Dopamine Receptor Activation Is Required for GABAergic Spike Timing-Dependent Plasticity in Response to Complex Spike Pairing in the Ventral Tegmental Area.

One of the most influential synaptic learning rules explored in the past decades is activity dependent spike-timing-dependent plasticity (STDP). In STDP, synapses are either potentiated or depressed based on the order of pre- and postsynaptic neuronal activation within narrow, milliseconds-long, time intervals. STDP is subject to neuromodulation by dopamine (DA), a potent neurotransmitter that significantly impacts synaptic plasticity and reward-related behavioral learning. Previously, we demonstrated that GABAergic synapses onto ventral tegmental area (VTA) DA neurons are able to express STDP (Kodangattil et al., 2013), however it is still unclear whether DA modulates inhibitory STDP in the VTA. Here, we used whole-cell recordings in rat midbrain slices to investigate whether DA D1-like and/or D2-like receptor (D1R/D2R) activation is required for induction of STDP in response to a complex pattern of spiking. We found that VTA but not Substantia nigra pars compact (SNc) DA neurons exhibit long-term depression (LTDGABA) in response to a combination of positive (pre-post) and negative (post-pre) timing of spiking (a complex STDP protocol).

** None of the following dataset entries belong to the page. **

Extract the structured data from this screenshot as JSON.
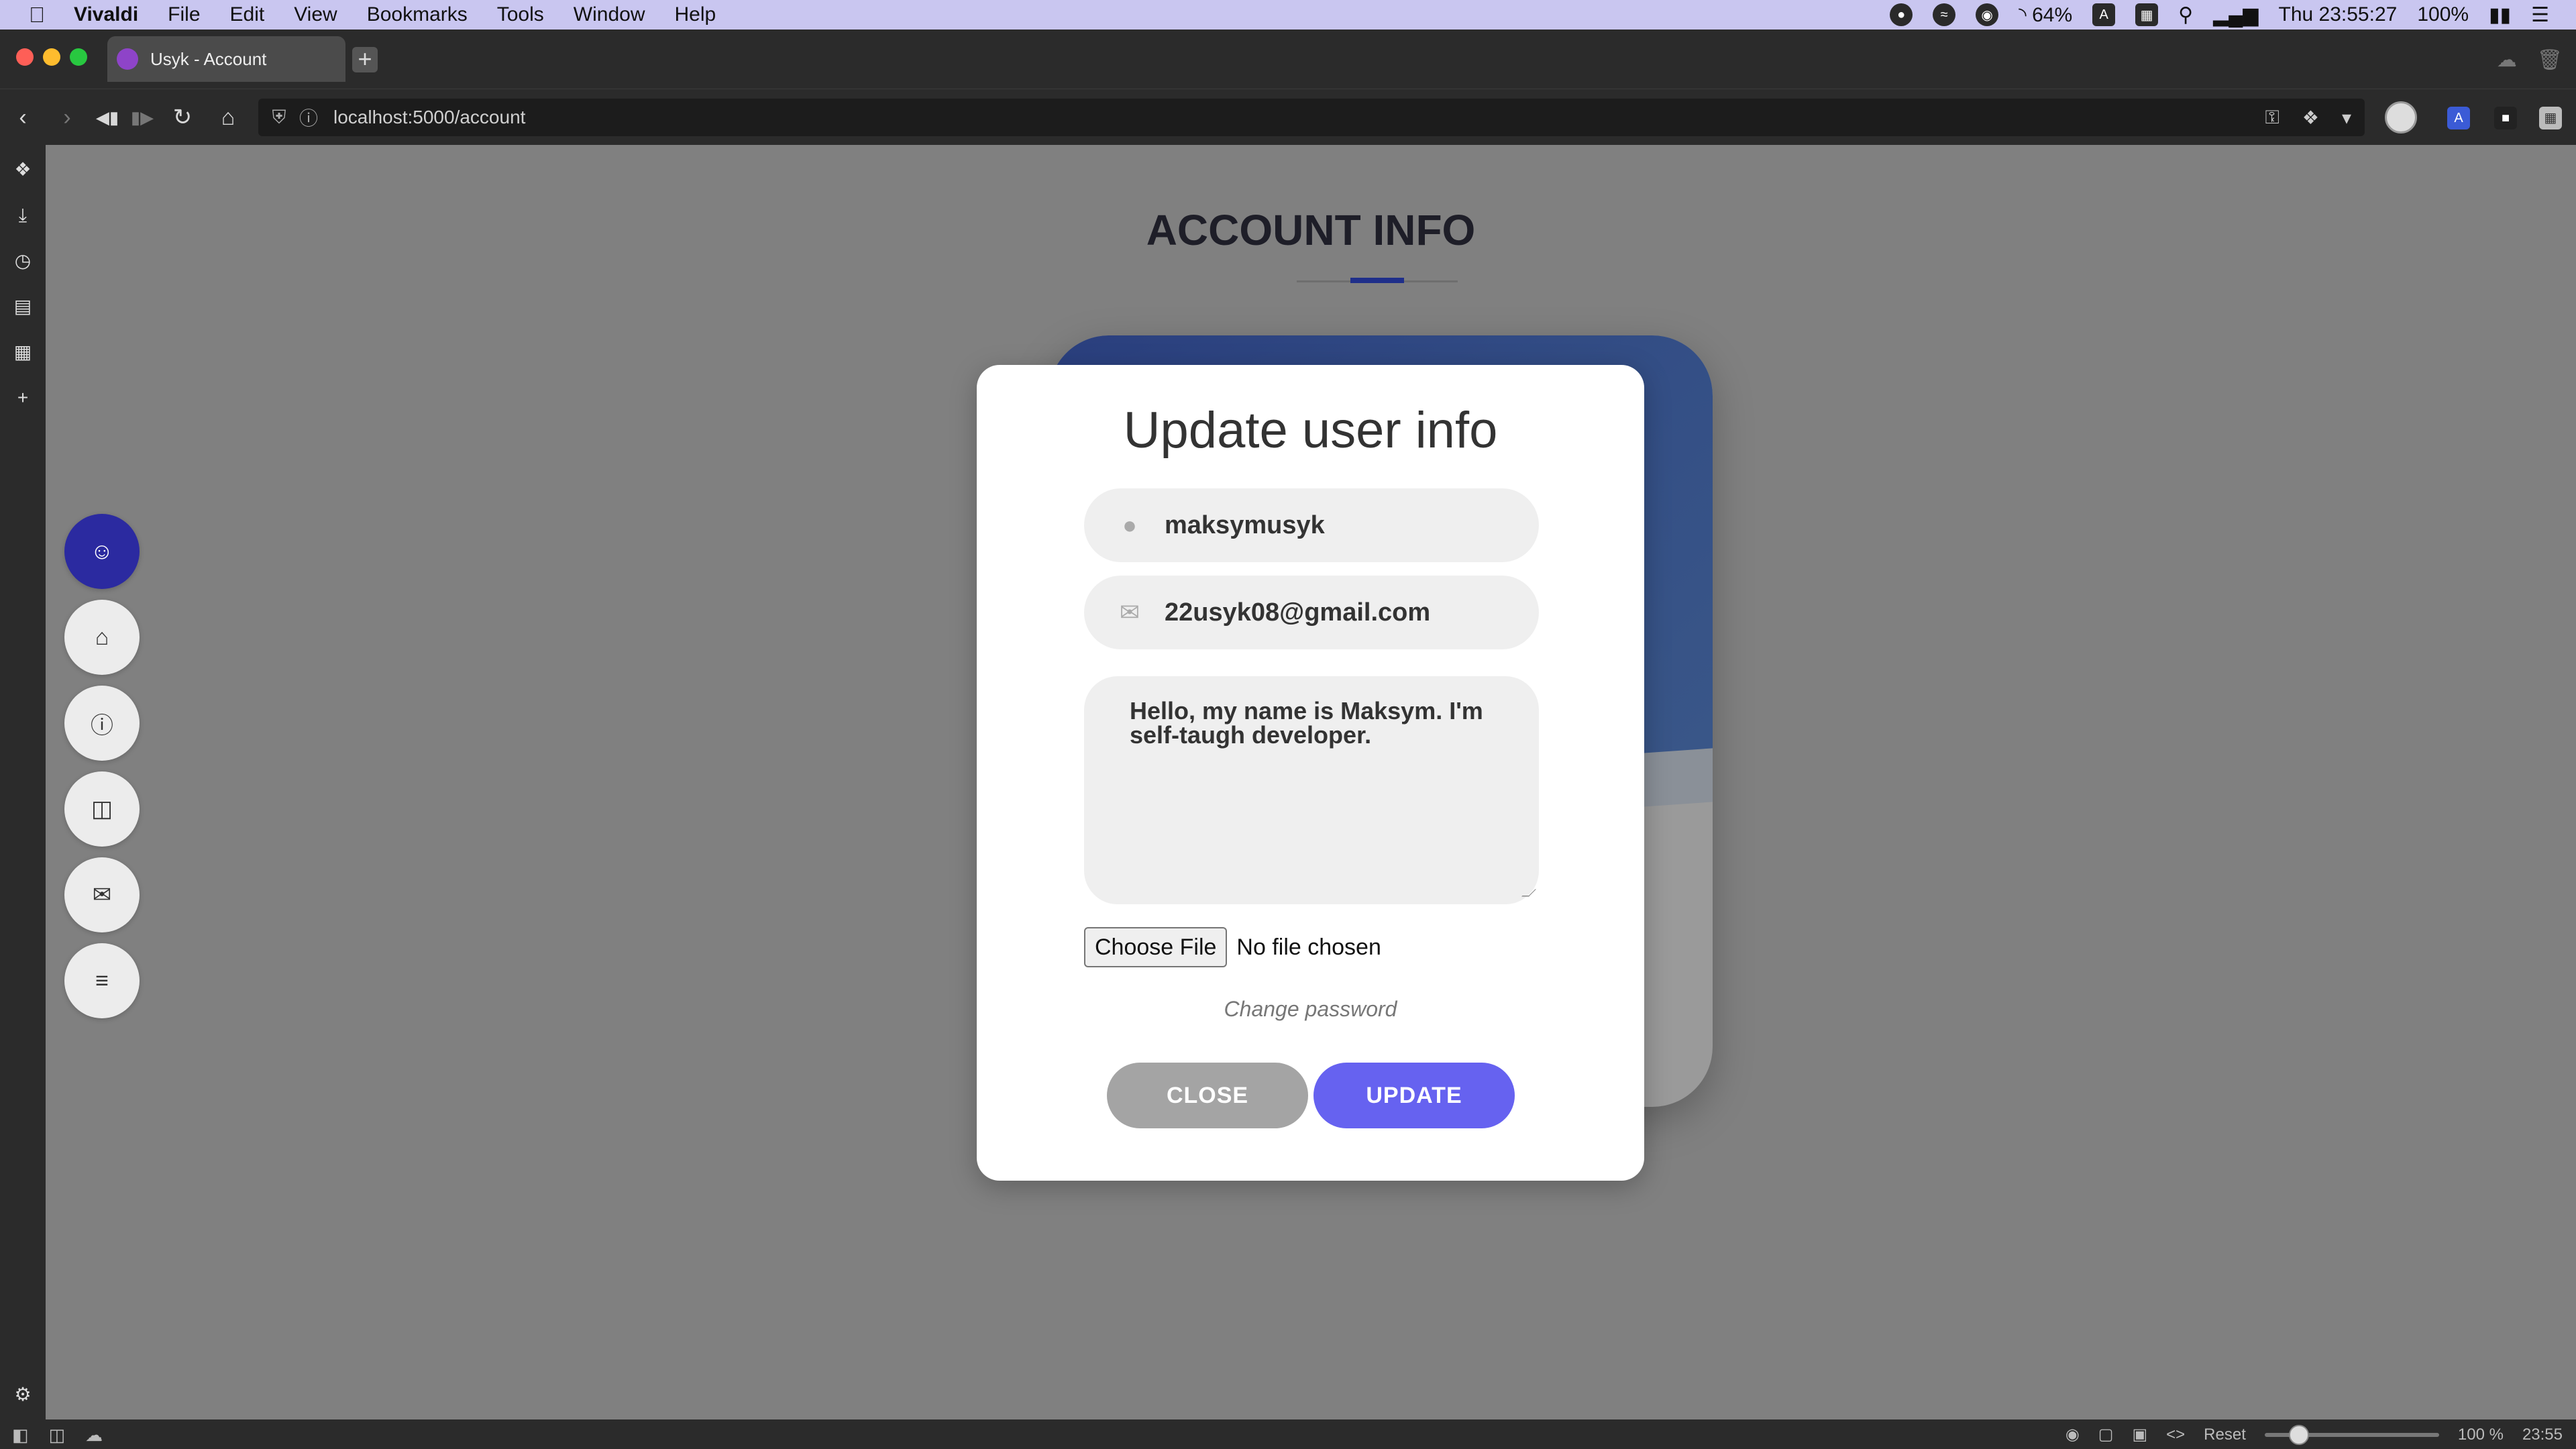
{
  "menubar": {
    "app": "Vivaldi",
    "items": [
      "File",
      "Edit",
      "View",
      "Bookmarks",
      "Tools",
      "Window",
      "Help"
    ],
    "battery_small": "64%",
    "clock": "Thu 23:55:27",
    "battery": "100%"
  },
  "browser": {
    "tab_title": "Usyk - Account",
    "url": "localhost:5000/account"
  },
  "page": {
    "title": "ACCOUNT INFO"
  },
  "sidebar": {
    "items": [
      {
        "icon": "user-icon",
        "active": true
      },
      {
        "icon": "home-icon",
        "active": false
      },
      {
        "icon": "info-icon",
        "active": false
      },
      {
        "icon": "book-icon",
        "active": false
      },
      {
        "icon": "mail-icon",
        "active": false
      },
      {
        "icon": "list-check-icon",
        "active": false
      }
    ]
  },
  "modal": {
    "title": "Update user info",
    "username": "maksymusyk",
    "email": "22usyk08@gmail.com",
    "bio": "Hello, my name is Maksym. I'm self-taugh developer.",
    "file_button": "Choose File",
    "file_status": "No file chosen",
    "change_password": "Change password",
    "close_label": "CLOSE",
    "update_label": "UPDATE"
  },
  "statusbar": {
    "reset": "Reset",
    "zoom": "100 %",
    "time": "23:55"
  },
  "colors": {
    "accent": "#6662f0",
    "active_nav": "#2b2aa0",
    "card_header": "#2a3f7e"
  }
}
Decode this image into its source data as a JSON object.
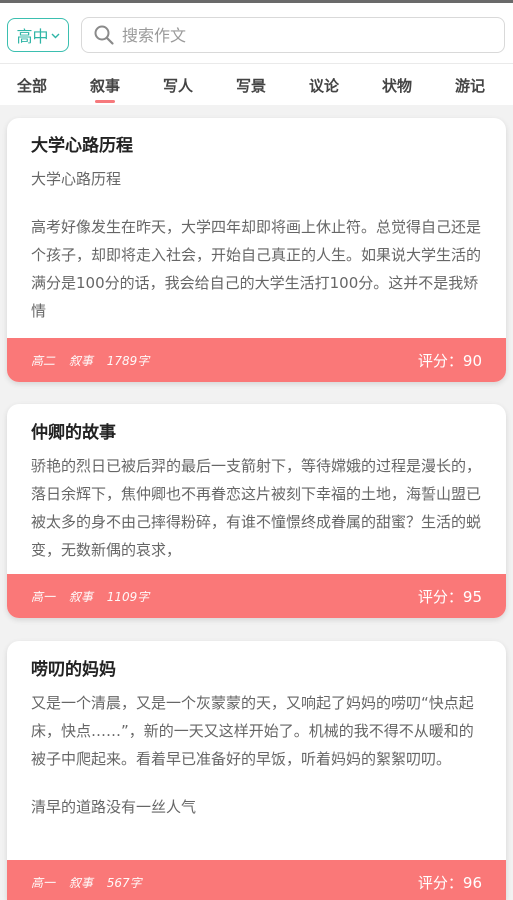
{
  "search": {
    "grade": "高中",
    "placeholder": "搜索作文"
  },
  "tabs": [
    {
      "label": "全部"
    },
    {
      "label": "叙事"
    },
    {
      "label": "写人"
    },
    {
      "label": "写景"
    },
    {
      "label": "议论"
    },
    {
      "label": "状物"
    },
    {
      "label": "游记"
    }
  ],
  "active_tab": "叙事",
  "essays": [
    {
      "title": "大学心路历程",
      "subtitle": "大学心路历程",
      "excerpt": "高考好像发生在昨天，大学四年却即将画上休止符。总觉得自己还是个孩子，却即将走入社会，开始自己真正的人生。如果说大学生活的满分是100分的话，我会给自己的大学生活打100分。这并不是我矫情",
      "grade": "高二",
      "category": "叙事",
      "words": "1789字",
      "score": "评分：90"
    },
    {
      "title": "仲卿的故事",
      "excerpt": "骄艳的烈日已被后羿的最后一支箭射下，等待嫦娥的过程是漫长的，落日余辉下，焦仲卿也不再眷恋这片被刻下幸福的土地，海誓山盟已被太多的身不由己摔得粉碎，有谁不憧憬终成眷属的甜蜜？生活的蜕变，无数新偶的哀求，",
      "grade": "高一",
      "category": "叙事",
      "words": "1109字",
      "score": "评分：95"
    },
    {
      "title": "唠叨的妈妈",
      "excerpt": "又是一个清晨，又是一个灰蒙蒙的天，又响起了妈妈的唠叨“快点起床，快点……”，新的一天又这样开始了。机械的我不得不从暖和的被子中爬起来。看着早已准备好的早饭，听着妈妈的絮絮叨叨。",
      "excerpt2": "清早的道路没有一丝人气",
      "grade": "高一",
      "category": "叙事",
      "words": "567字",
      "score": "评分：96"
    }
  ]
}
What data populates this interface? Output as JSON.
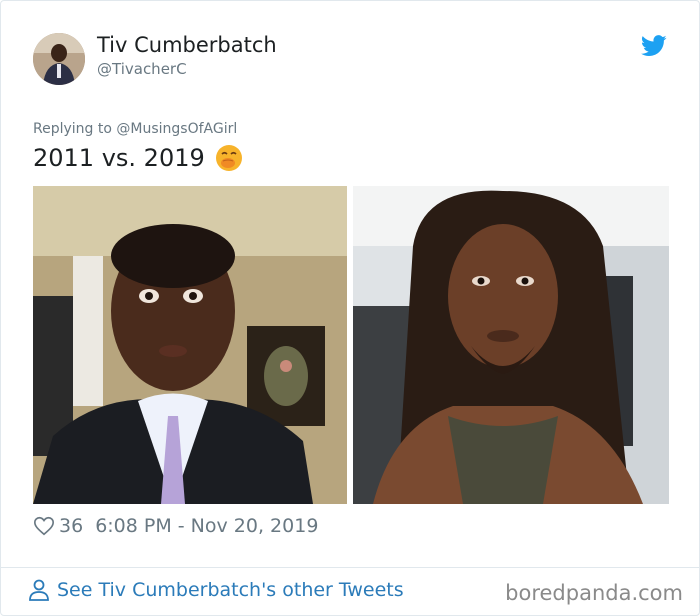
{
  "author": {
    "name": "Tiv Cumberbatch",
    "handle": "@TivacherC"
  },
  "reply_to": "Replying to @MusingsOfAGirl",
  "tweet": {
    "text": "2011 vs. 2019",
    "emoji": "face-with-hand-over-mouth"
  },
  "stats": {
    "likes": "36",
    "timestamp": "6:08 PM - Nov 20, 2019"
  },
  "footer": {
    "link": "See Tiv Cumberbatch's other Tweets"
  },
  "watermark": "boredpanda.com",
  "icons": {
    "bird": "twitter-bird-icon",
    "heart": "heart-icon",
    "person": "person-icon"
  },
  "colors": {
    "twitter_blue": "#1da1f2",
    "link_blue": "#2b7bb9",
    "muted_text": "#697882"
  }
}
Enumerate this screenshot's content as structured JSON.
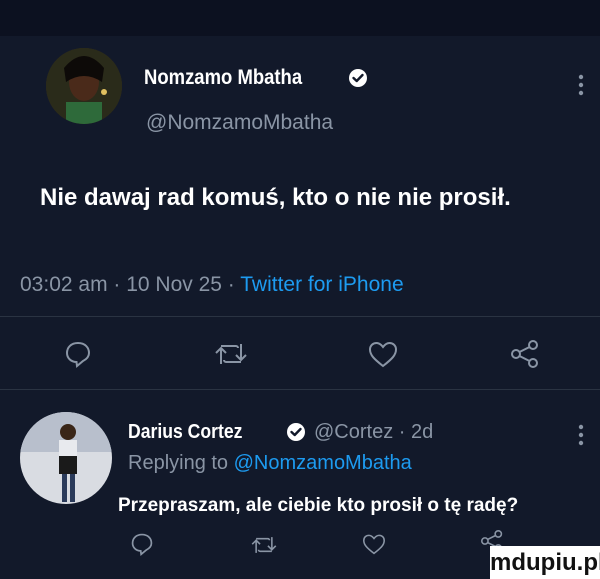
{
  "main_tweet": {
    "author_name": "Nomzamo Mbatha",
    "handle": "@NomzamoMbatha",
    "text": "Nie dawaj rad komuś, kto o nie nie prosił.",
    "timestamp": "03:02 am · 10 Nov 25 · ",
    "source": "Twitter for iPhone",
    "icons": [
      "more-icon",
      "reply-icon",
      "retweet-icon",
      "like-icon",
      "share-icon"
    ]
  },
  "reply_tweet": {
    "author_name": "Darius Cortez",
    "handle_time": "@Cortez · 2d",
    "replying_prefix": "Replying to ",
    "replying_to": "@NomzamoMbatha",
    "text": "Przepraszam, ale ciebie kto prosił o tę radę?",
    "icons": [
      "more-icon",
      "reply-icon",
      "retweet-icon",
      "like-icon",
      "share-icon"
    ]
  },
  "watermark": "mdupiu.pl",
  "colors": {
    "background": "#12192a",
    "muted_text": "#8a95a5",
    "link": "#1d9bf0",
    "verified": "#ffffff"
  }
}
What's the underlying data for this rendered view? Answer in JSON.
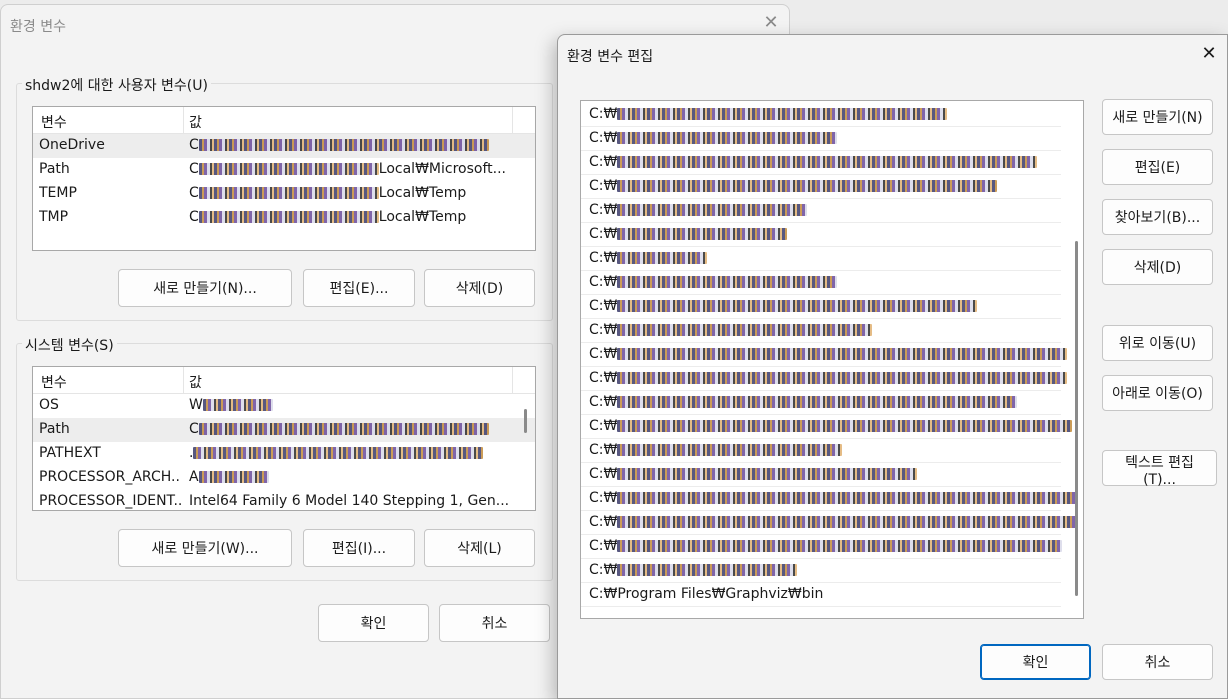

Blockade of either D1Rs or D2Rs prevented the induction of LTDGABA while activation of D1Rs did not affect the plasticity in response to this complex STDP protocol in VTA DA neurons. Our data suggest that this DA-dependent GABAergic STDP is selectively expressed at GABAergic synapses onto VTA DA neurons which could be targeted by drugs of abuse to mediate drug-induced modulation of DA signaling within the VTA, as well as in VTA-projection areas, thereby affecting reward-related learning and drug-associated memories.